Assim, no que tange à redução da carga tributária dos casos elencados acima, a
imunidade do ITBI se tornou um atrativo para os empreendimentos imobiliários,
bem como para os planejamentos sucessórios e restruturações patrimoniais, uma
vez que a condição para adquirir a imunidade
seria a preponderância da atividade, a qual não poderia ser
imobiliária.
Na praxe, a interpretação do dispositivo constitucional comumente ocorria nesta
premissa orientada pela preponderância da atividade não imobiliária, a qual
pode ser identificada com base na receita operacional da empresa.

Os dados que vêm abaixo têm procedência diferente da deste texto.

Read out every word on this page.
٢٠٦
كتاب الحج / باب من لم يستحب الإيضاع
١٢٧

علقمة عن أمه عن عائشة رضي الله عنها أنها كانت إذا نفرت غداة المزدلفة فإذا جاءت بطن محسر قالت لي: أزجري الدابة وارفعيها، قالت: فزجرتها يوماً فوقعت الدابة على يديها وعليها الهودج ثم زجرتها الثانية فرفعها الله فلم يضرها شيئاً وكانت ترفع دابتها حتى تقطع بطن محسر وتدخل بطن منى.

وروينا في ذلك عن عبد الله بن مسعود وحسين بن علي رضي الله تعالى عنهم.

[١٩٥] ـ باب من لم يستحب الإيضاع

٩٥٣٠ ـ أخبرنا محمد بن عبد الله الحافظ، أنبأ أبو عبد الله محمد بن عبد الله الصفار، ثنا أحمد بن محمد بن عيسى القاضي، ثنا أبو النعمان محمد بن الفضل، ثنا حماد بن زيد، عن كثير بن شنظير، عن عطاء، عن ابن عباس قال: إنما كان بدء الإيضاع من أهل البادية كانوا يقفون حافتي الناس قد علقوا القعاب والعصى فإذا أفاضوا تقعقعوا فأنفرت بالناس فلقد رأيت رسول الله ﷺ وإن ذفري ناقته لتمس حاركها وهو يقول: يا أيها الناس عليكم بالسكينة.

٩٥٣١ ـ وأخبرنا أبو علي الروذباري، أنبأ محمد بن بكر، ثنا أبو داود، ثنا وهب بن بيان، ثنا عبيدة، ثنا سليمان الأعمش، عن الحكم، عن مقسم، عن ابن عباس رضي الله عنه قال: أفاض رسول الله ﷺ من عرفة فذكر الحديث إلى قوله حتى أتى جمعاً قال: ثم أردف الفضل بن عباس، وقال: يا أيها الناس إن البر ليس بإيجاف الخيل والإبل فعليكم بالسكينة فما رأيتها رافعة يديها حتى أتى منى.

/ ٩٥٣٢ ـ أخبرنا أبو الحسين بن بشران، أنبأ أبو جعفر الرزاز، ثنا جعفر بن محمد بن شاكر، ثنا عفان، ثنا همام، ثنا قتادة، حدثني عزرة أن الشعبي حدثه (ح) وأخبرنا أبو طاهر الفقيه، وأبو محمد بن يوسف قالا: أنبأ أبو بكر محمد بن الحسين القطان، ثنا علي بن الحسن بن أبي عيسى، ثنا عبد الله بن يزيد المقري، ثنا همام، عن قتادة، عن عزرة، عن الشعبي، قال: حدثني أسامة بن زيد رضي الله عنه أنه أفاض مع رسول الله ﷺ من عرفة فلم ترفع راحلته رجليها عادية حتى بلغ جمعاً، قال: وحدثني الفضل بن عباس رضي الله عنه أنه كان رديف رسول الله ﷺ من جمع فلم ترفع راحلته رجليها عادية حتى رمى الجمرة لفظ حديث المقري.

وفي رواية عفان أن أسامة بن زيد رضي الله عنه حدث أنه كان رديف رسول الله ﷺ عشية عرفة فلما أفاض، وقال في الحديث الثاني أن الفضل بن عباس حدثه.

Dentro da perspectiva deste costume, não havia a preocupação sobre o valor do
bem incorporado, vez que incidia a imunidade do ITBI sobre todos os bens
imóveis em integralização do capital social, desde que observada a
preponderância não imobiliária. Nesse sentido, firmou entendimento o Tribunal
de Justiça do Rio Grande do Sul AP nº 70037092442 / RS.

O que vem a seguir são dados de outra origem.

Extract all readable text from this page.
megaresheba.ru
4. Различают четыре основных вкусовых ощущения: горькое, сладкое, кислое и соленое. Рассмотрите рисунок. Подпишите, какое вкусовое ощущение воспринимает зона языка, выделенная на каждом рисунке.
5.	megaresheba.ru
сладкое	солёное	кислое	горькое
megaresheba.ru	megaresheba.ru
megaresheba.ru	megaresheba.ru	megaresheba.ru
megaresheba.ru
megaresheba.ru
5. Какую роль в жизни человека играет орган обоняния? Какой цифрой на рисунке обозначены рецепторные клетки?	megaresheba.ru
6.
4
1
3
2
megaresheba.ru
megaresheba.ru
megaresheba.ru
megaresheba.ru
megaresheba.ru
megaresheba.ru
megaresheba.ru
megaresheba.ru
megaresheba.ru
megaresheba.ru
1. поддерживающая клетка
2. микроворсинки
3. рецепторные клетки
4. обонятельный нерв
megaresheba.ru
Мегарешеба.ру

Porém, a Constituição Federal no artigo 156, §2º, I,
restou omissa sobre a questão relacionada ao alcance dessas
imunidades tributárias, visto que não se sabe se a norma imunizante alcança
somente o valor do limite da integralização do capital social, ou todo o valor
do bem imóvel integralizado.
Além disso, constatou-se um equívoco de interpretação em relação a ressalva
realizada no dispositivo, pelo qual acarretará em uma nova tese tributária, a
ser explanada mais adiante neste artigo.
Ações judicias tributárias tramitaram a fim de solucionar o questionamento
sobre essa omissão, até que em agosto de 2020, o Supremo Tribunal Federal
julgou o Recurso Extraordinário nº 796.376 (Tema 796), em que se discutia a
imunidade relacionada ao ITBI e a sua exigência de pagamento sobre a diferença
entre o valor do capital social integralizado com os imóveis e o valor total
destes bens incorporados a empresa, sendo a diferença destinada para a conta de
reserva de ágio.
Por conseguinte, o STF, por maioria, fixou a seguinte tese proposta pelo o
ministro Alexandre de Morais: "A imunidade em relação ITBI, prevista
no inciso I do § 2º do art. 156 da Constituição Federal, não alcança o valor
dos bens que exceder o limite do capital social a ser integralizado".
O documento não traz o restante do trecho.